EAAI Journal 2026 Journal Article
Machine learning-based prediction of crack growth path and remaining life by data-driven surrogate model with adaptive dynamic correction algorithm
- Wenyue Zhang
- Xiaoshun Yan
- Yongbo Shao
- Xudong Gao
- Wentao He
This paper proposes a high-fidelity surrogate model for rapid and accurate automatic crack propagation and remaining life prediction. The program is developed by establishing a machine learning-based surrogate model using a Multilayer Perceptron Neural Network, which incorporates linear elastic fracture mechanics theory and a dynamic adaptive correction algorithm. The training dataset of the high-fidelity surrogate model is generated through co-simulation of ABAQUS and FRANC3D, with Principal Component Analysis utilized to enhance training efficiency. A comprehensive comparative analysis is performed on training performance of various machine learning models. The adaptive dynamic correction algorithm is devised corresponding to different crack growth stages. The proposed data-driven surrogate model with the dynamic adaptive correction algorithm is applied to predict the crack growth paths and remaining life at different locations of an actual cracked flange joint.

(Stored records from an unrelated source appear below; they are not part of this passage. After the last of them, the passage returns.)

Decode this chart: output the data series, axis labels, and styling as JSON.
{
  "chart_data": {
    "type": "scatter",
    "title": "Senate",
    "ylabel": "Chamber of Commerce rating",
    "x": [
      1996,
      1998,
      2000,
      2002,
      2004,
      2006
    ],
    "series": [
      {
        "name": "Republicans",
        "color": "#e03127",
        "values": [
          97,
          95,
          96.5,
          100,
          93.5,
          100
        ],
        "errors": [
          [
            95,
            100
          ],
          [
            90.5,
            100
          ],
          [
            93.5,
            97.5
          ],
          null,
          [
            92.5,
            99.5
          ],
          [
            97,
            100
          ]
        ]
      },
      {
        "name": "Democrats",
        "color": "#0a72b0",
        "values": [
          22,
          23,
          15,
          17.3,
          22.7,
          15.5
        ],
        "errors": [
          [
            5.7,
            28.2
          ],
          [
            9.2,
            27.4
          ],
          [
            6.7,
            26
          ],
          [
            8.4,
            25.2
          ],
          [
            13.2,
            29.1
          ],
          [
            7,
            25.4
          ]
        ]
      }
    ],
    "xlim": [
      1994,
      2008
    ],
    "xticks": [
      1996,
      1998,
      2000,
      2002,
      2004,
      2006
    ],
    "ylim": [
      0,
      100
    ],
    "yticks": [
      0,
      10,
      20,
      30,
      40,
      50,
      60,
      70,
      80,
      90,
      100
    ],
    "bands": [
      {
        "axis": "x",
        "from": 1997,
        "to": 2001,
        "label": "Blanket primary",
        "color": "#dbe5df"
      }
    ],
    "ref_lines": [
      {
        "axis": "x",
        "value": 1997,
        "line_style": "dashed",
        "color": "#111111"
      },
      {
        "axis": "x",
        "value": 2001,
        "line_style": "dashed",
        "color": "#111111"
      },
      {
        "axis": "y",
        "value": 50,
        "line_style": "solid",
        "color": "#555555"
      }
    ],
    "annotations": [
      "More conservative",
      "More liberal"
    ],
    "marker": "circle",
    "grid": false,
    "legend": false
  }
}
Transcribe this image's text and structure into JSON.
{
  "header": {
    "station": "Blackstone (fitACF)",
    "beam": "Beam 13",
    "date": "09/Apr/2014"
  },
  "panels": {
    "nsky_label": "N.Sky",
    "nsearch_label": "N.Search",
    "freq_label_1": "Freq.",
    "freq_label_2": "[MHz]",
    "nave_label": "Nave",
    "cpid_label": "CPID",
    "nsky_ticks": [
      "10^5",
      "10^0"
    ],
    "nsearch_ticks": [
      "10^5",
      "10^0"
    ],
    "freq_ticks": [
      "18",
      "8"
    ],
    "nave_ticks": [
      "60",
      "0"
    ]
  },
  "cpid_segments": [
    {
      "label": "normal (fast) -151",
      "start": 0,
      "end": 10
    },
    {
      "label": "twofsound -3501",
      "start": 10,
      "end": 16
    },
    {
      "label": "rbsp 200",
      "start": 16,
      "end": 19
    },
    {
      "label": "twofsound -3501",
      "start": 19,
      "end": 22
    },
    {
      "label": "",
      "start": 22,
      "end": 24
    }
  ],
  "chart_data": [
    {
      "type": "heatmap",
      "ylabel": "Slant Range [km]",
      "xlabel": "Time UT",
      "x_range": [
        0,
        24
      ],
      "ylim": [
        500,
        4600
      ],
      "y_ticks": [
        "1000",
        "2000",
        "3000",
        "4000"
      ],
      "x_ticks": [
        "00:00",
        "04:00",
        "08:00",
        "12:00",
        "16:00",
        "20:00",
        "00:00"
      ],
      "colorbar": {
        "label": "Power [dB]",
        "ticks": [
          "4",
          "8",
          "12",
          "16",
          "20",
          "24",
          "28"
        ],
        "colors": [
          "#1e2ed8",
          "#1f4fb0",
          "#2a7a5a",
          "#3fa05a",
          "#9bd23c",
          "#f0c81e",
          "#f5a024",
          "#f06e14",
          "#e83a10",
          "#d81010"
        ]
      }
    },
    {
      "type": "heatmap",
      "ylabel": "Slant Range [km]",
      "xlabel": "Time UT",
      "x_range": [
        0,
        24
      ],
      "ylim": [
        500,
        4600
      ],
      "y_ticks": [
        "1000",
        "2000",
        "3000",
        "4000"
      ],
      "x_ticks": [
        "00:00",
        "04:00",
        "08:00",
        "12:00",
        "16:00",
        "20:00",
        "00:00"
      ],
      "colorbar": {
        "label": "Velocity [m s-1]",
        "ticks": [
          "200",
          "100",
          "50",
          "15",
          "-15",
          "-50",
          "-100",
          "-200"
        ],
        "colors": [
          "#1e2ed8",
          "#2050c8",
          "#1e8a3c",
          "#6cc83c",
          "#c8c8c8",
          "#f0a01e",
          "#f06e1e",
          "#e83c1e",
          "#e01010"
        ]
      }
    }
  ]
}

The correction algorithm is ultimately triggered following crack penetration, which achieves high predictive accuracy, with maximum post-correction errors below 2 % for the crack path and 1 % for the life prediction. The predicted results well consistently with the test set in terms of the stress intensity factor, crack growth path and remaining life, which demonstrates the robustness of the surrogate model and the accuracy of the adaptive dynamic correction algorithm.